A cloud ensemble model is used to simulate radiative–convective equilibrium and to analyze the entropy budget and kinetic energy dissipation. The model has been developed by Lipps and Hemler (1982, 1986, 1988) and is used in a version similar to the one used by Held et al. (1993), but with higher horizontal and vertical resolution. Model dynamics is elastic and allows the zonal-mean state of the system to evolve freely in response to convection, and includes a semi-implicit scheme for vertically propagating sound waves. It incorporates a bulk microphysics and separates water vapor, cloud water, rain, and snow. Surface sensible and latent heat fluxes are obtained from a bulk parameterization assuming an ocean surface at a constant temperature of 298 K, with the drag coefficient based on Monin–Obukhov similarity (Garratt 1992).

For the experiments described hereafter, the radiative transfer has been replaced by a Newtonian cooling, relaxing the atmosphere to a uniform temperature of 200 K over a timescale of 40 days.
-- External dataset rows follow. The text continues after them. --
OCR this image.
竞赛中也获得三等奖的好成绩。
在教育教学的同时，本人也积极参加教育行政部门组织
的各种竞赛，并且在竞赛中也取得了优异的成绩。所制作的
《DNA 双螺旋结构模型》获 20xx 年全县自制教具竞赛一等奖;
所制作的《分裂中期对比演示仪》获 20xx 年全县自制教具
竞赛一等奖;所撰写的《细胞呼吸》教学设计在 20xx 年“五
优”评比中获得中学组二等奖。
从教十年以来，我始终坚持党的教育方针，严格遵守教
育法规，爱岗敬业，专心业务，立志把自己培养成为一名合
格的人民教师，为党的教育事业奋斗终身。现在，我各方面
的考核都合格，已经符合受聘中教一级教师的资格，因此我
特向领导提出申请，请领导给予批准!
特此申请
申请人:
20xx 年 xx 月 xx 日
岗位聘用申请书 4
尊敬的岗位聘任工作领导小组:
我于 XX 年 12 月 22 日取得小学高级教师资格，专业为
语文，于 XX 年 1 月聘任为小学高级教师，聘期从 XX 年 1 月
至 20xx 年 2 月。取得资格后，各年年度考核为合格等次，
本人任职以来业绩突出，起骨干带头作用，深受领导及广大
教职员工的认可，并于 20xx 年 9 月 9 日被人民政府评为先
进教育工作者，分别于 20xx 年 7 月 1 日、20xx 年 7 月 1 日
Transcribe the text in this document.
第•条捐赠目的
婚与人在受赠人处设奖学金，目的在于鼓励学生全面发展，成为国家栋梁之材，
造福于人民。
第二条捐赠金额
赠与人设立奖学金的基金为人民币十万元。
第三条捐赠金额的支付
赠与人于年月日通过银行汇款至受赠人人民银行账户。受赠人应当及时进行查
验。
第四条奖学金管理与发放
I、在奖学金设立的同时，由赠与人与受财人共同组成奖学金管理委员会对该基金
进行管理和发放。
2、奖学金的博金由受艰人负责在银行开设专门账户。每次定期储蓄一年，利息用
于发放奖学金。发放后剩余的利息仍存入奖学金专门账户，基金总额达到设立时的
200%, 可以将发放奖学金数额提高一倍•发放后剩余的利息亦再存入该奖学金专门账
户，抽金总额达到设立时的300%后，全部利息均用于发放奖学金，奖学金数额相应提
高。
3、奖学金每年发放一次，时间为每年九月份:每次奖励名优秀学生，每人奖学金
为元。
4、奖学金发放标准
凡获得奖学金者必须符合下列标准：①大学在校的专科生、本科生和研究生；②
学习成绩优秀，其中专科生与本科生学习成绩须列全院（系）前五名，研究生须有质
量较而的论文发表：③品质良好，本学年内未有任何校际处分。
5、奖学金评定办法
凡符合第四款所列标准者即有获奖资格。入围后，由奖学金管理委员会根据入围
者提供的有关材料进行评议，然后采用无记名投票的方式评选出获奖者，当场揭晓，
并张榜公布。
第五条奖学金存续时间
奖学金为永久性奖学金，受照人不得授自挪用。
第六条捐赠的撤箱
This provides a simple way to produce radiative cooling rates of the right magnitude while letting the tropopause level be determined by the dynamics alone. A two-dimensional, horizontally periodic domain is represented by a 320 × 78 grid. Horizontal resolution is 2 km. Vertical resolution varies from 50 m near the surface to 500 m at higher levels. The upper boundary is at height *z* = 32 km. A mean zonal wind profile is imposed with *u**z*) = *ω* min(*z,* *z*_{c}) with *ω* = 10^{−3} s^{−1} and *z*_{c} = 5 km. This is necessary in two-dimensional simulations to avoid a quasi-biennial oscillation–like behavior due to the absorption of gravity waves in the stratosphere as discussed in Held et al. (1993). A sponge-layer is present in the top 10 km of the model to dissipate the gravity waves before they are reflected at the upper boundary. This model differs from that used by PBH in that it is two-dimensional, in that the explicit radiative transfer has been replaced by Newtonian cooling, and in that it uses Monin–Obukhov drag coefficients.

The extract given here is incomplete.